Government bank National Savings & Investments (NS&I) has today pulled its index-linked savings certificates that guarantee to beat inflation.

New customers will no longer be able to apply, though postal applications received by the close of today will be honoured. Existing customers are unaffected.

Key Points

  • Inflation-busting deal axed
  • Almost 500,000 signed up to popular certificate
  • No standard accounts beat inflation

The tax-free index-linked certificates pay the Retail Prices Index (RPI) inflation measure plus 0.5% on deposits between £100 and £15,000 for five years.

The axing is a blow to savers hoping to ensure their cash keeps up with the soaring cost of living. Financial information group Moneyfacts says there are no standard accounts whose returns beat the current 5% RPI inflation measure for taxpayers.

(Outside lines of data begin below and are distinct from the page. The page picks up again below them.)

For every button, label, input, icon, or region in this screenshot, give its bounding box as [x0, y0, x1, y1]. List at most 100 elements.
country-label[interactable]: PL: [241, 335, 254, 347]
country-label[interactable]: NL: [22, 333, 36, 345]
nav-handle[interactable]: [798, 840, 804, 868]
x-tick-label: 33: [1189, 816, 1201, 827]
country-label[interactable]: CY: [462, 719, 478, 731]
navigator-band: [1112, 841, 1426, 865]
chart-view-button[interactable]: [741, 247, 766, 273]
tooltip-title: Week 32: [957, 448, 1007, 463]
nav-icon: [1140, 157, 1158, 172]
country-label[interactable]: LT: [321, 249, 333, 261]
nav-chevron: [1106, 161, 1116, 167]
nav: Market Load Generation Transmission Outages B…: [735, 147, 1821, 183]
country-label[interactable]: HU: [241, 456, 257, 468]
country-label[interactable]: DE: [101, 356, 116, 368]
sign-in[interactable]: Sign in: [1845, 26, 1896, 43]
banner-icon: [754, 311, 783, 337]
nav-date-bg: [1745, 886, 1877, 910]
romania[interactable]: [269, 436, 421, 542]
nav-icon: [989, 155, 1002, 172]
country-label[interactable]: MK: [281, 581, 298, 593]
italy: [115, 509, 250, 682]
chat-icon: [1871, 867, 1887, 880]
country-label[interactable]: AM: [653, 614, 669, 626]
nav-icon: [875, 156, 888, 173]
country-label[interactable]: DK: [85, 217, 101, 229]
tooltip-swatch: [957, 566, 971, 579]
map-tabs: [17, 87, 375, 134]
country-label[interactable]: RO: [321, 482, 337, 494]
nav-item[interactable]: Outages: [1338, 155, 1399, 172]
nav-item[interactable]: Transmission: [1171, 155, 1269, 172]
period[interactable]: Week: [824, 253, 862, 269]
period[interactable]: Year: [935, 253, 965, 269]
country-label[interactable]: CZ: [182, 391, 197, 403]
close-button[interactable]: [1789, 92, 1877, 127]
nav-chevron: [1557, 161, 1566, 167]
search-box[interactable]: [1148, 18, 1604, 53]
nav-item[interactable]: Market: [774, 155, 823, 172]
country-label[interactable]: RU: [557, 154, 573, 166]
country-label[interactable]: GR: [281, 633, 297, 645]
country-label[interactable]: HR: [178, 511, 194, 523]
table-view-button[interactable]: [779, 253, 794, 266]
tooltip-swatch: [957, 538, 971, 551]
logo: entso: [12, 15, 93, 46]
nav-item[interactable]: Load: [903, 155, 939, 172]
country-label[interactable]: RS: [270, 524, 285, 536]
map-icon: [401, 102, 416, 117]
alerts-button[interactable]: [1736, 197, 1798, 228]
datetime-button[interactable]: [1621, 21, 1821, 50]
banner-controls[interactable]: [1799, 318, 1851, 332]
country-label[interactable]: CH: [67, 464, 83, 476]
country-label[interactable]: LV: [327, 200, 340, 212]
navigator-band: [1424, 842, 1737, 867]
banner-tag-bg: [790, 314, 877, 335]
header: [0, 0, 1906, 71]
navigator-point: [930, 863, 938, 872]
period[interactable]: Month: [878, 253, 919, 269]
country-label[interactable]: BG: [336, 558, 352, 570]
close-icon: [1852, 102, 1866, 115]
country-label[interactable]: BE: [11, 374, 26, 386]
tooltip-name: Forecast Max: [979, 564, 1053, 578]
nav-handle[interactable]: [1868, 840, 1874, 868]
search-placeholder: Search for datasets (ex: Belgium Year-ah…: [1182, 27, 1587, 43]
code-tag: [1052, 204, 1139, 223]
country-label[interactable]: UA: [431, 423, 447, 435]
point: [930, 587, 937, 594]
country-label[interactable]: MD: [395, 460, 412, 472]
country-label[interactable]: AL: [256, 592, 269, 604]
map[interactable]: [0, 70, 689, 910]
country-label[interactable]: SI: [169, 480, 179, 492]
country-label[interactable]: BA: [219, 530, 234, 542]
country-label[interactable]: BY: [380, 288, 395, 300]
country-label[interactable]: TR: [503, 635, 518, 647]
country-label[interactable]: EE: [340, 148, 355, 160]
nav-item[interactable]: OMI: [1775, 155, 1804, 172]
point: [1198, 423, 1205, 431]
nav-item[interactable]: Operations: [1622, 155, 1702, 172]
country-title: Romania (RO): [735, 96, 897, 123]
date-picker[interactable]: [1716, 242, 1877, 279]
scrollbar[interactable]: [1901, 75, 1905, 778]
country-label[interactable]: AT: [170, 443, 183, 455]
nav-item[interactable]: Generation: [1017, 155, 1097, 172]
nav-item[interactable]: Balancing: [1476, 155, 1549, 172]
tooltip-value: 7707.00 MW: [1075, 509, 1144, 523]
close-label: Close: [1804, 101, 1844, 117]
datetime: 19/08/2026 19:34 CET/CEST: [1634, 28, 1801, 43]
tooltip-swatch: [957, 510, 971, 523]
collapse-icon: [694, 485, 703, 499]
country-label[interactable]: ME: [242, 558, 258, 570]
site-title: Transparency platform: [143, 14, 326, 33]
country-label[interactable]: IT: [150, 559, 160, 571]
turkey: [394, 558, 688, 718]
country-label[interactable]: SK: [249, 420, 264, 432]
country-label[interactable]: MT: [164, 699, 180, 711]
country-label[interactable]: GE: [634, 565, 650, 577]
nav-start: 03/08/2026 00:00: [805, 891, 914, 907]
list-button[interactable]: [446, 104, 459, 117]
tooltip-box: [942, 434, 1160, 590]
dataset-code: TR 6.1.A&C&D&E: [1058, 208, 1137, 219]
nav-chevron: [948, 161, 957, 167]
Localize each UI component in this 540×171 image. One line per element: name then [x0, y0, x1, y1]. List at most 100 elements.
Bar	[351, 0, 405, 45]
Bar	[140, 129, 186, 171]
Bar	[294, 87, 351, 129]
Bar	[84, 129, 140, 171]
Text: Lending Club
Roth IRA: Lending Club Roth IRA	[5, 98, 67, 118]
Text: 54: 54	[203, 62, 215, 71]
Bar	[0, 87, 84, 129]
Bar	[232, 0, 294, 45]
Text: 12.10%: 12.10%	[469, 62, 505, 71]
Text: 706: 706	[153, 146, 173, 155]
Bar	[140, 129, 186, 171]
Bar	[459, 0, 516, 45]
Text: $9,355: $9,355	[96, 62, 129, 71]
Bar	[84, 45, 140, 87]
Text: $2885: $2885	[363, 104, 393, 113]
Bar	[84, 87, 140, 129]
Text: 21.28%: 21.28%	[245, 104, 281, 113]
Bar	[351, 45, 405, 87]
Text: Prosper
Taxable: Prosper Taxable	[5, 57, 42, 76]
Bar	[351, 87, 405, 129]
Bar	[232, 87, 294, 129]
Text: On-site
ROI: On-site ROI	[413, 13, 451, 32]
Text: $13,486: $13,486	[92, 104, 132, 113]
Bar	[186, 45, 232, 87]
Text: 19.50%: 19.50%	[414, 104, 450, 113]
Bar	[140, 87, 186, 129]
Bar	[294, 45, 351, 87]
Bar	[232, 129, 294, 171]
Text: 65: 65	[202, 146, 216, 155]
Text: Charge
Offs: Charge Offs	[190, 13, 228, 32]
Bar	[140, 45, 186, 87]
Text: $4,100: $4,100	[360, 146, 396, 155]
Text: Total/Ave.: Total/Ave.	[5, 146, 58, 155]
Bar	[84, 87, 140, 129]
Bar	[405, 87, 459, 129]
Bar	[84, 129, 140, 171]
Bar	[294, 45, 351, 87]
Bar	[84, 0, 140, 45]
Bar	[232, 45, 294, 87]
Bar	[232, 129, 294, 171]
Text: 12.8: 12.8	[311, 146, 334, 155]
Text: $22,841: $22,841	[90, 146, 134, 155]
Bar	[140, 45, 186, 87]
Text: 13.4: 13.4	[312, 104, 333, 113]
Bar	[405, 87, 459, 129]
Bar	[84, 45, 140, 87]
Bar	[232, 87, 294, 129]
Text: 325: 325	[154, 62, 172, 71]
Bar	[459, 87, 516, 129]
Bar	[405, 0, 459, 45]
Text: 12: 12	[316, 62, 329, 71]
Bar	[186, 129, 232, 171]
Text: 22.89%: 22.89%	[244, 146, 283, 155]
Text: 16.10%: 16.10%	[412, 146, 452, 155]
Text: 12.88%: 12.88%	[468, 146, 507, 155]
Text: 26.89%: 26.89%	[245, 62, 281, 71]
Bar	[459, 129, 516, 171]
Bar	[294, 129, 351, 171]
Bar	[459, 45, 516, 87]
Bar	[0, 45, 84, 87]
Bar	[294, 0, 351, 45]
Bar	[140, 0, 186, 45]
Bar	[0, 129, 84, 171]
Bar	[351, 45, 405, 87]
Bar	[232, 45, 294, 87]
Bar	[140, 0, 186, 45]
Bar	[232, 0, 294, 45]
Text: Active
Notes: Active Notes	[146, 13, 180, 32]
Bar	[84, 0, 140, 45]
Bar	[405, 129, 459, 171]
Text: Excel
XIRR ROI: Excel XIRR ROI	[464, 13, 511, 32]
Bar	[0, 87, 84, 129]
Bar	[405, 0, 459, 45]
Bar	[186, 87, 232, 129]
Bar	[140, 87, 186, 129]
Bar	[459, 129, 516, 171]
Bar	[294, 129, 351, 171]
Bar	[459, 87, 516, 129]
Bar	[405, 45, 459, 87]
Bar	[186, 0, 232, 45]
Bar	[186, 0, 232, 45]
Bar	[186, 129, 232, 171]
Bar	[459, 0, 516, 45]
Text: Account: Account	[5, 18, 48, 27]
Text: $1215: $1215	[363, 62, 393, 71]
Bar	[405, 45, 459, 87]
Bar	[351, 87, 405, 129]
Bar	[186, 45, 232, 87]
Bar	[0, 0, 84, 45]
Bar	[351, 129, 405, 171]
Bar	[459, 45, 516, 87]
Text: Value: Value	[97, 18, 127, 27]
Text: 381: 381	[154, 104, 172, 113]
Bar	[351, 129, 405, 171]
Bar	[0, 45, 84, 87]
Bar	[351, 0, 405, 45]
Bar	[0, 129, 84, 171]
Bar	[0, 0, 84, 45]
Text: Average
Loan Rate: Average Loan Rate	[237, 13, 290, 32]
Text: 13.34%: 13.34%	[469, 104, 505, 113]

Almost 500,000 opened the latest batch of index-linked accounts, showing their popularity in the current low interest rate climate.

The current batch of NS&I savings certificates, which also includes the tax-free fixed interest savings certificate, has been on sale for almost four months.

Why withdrawn?

NS&I says they have been pulled to prevent the bank breaching its net financing target of £2 billion for the current financial year. That figure is derived from deposits across all NS&I products, minus premium bond prize money, withdrawals and interest payments.

Jane Platt, NS&I chief executive, says: "To ensure that we do not exceed the upper end of our net financing target range, we've taken the decision to withdraw savings certificates from general sale at this point.

"The volume of sales over the past few months is such that our forecasts show we were at risk of exceeding the top end of the net financing range, so we needed to take action to reduce sales."

While they guarantee to beat inflation, it doesn't necessarily make the index-linked certificates the top accounts. If inflation dives over the next few years and interest rates rise, the returns may no longer look so spectacular.